Aliás, o caso não é uma exceção. Apesar de ter em seu estatuto a declaração de que seu papel é celebrar os autores de “obras de reconhecido mérito ou, fora desses gêneros, livro de valor literário”, no decorrer da História, uma das tradições mais consolidadas pela ABL é imortalizar mais políticos (como José Sarney), diplomatas, médicos (Ivo Pitanguy) e advogados do que escritores. E, vale dizer, Paulo Coelho é apenas um exemplo ainda vivo de que “qualidade literária” não é exatamente um critério determinante para a ABL.
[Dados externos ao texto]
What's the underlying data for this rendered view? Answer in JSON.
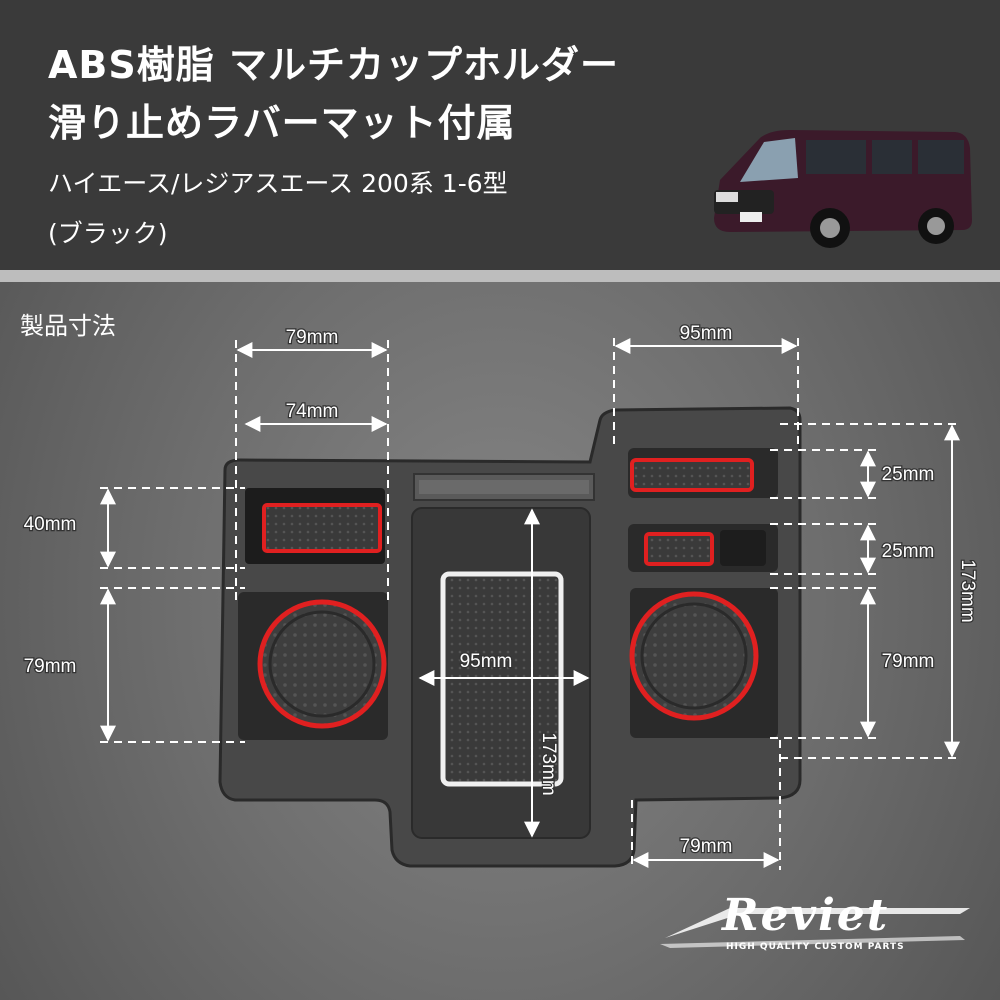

Como também a ABL não flertou apenas com a Ditadura Vargas. Não dá pra menosprezar a conivência (inquestionavelmente criminosa) com a Ditadura Militar, de 1964 a 1985, como foi amplamente discutido num livro de Diogo Cunha, “Os intelectuais conservadores entre a cultura e a política” (2019), no qual o historiador mapeou a colaboração ativa dos imortais com o regime militar, reconhecida e gratificada por sujeitinhos nojentos e sanguinários como Castelo Branco, Costa e Silva e Médici.

“Não se fez apenas por meio de uma colaboração aberta por parte alguns imortais. Foi o comportamento do conjunto de seus membros, seus silêncios, seus diferentes graus de acomodação, a proximidade que eles mantinham com os representantes do regime, manifestada numa intensa sociabilidade, e a elaboração, difusão e circulação de um discurso conservador, que tiveram um papel mais importante”, escreveu o historiador.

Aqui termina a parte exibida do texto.